The Goddess answers, “For twelve years I’ve searched and searched, and I’ve never found ‘my female form’…. The Buddha said, ‘In all things, there is neither male nor female.’”
—The Vimalakirti Sutra
Many years ago, when I was still living at the monastery, our teachers announced that in a few months we’d hold our first all-women sesshin (our monthly silent meditation retreat). My response, which I didn’t share with anyone at the time, was to grumble, “Why do we need an all-women sesshin? Isn’t this practice about unity and non-discrimination? Why are we separating in this way?” When the day came, I walked into the dining room and found myself immersed in a sea of women—pale and ruddy faced, olive skinned or dark as earth. We had rosy cheeks and crows feet, cropped hair, no hair, hair that fell down to our shoulders in waves or framed our faces, highlighting long necks or sharp cheekbones. We had flat bellies and full bellies that held life or had borne it repeatedly. We knew each other and didn’t know each other but when we began to chant and our voices swelled, filling the room to the rafters, the earth tilted and shuddered and I understood why we were doing this.
“How’s it going?” my teacher asked the next day when I went to the building we’d reserved for the men to ask him a work question.
“The moment we were together my body let go of a tension I didn’t even know it was holding,” I said, hearing the wonder in my own voice. “I’ve never felt so safe in my life.”
And my teacher was sad. He was sad for us, for them, and for a world in which fear runs so deep, it becomes embedded in our cells. And not just fear but also insecurity, or a sense of lack, or the pressure to conform or to prove your worth.

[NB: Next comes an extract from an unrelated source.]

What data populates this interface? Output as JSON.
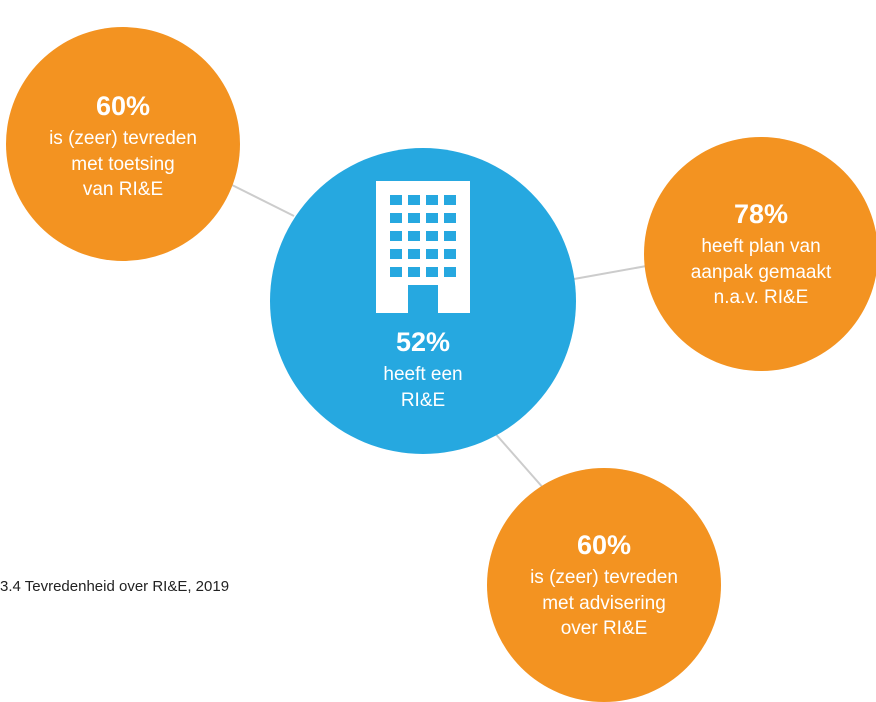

It’s true, as the Goddess says to Shariputra, that fundamentally there is neither male nor female, neither wrong nor right, neither first or second. It’s also true that a female form—like a male form and forms that don’t fall into either binary—comes with karma and meaning reinforced over generations. The stories we tell ourselves and one another can be—and often are—heavy and binding.
That’s why, over the years, I’ve looked for and participated in spaces created by and for women. I spend a little time there and speak of what I can’t speak elsewhere, and listen, and just be, letting myself exhale and rest in a way that’s difficult to do at other times. Of course I long for a world in which these distinctions are irrelevant. But until we get there, I’d like to work to help myself and others be free within the forms we’ve been given, to see that these are more than enough, and to live from that bounty—to realize, as one of my students said, quoting another teacher, that “enough is a feast.”